In practical terms, the closed-form route returns the PSD of an equivalent
stationary Gaussian environment that would reproduce the same damage under
those assumptions. This is especially important when the input FDS was
originally computed from time-domain rainflow on a real signal rather than
from a purely spectral Gaussian model.

From there, the code defines the **Damage Potential (DP)** as

```{math}
DP(f_n) = f_n T \left[\frac{G_{aa}(f_n)}{f_n \zeta}\right]^{b/2}
```

and implements its algebraic inverse as

```{math}
G_{aa}(f_n) = f_n \zeta \left[\frac{DP(f_n)}{f_n T}\right]^{2/b}
```

`invert_fds_closed_form(...)` first converts damage to `DP(f)` using the
proportionality factor `K` such that `Damage = K * DP`, and then applies the
inverse above.
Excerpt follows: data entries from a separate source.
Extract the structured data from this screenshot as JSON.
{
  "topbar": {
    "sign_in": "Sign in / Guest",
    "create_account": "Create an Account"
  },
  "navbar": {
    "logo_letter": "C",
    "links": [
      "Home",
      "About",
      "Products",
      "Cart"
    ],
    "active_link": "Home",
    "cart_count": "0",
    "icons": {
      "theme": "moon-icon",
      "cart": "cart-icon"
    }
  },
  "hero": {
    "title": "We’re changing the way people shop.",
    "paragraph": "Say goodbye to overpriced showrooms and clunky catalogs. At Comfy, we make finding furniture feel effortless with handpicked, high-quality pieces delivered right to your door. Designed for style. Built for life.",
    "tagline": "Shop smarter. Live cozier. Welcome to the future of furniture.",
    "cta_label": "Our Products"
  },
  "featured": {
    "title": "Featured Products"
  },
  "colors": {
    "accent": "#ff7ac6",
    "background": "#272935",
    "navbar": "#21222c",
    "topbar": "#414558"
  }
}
The implementation restricts this inversion to `metric="pv"`,
using pseudo-velocity as a numerically convenient proxy for relative velocity
at resonance.

## Iterative Inversion Engines

The package also implements two iterative engines that synthesize a PSD to
match a target FDS:

- `invert_fds_iterative_spectral(...)` uses `compute_fds_spectral_psd(...)`
  as its internal predictor and updates the PSD multiplicatively from an
  influence matrix derived from the SDOF transfer function in the spectral
  domain.
- `invert_fds_iterative_time(...)` synthesizes Gaussian time histories from a
  candidate PSD with `synthesize_time_from_psd(...)`, evaluates the resulting
  FDS with `compute_fds_time(...)`, and corrects the PSD from the mismatch
  between predicted and target damage.

In both cases, the output remains a **one-sided acceleration PSD** defined on
the user-provided `f_psd_hz` grid, while the returned metadata records the
convergence history and the parameters effectively used by each engine.

For a practical comparison of when the closed-form and iterative engines are
methodologically aligned with the chosen FDS path, see
[workflows/inversion.md](workflows/inversion.md).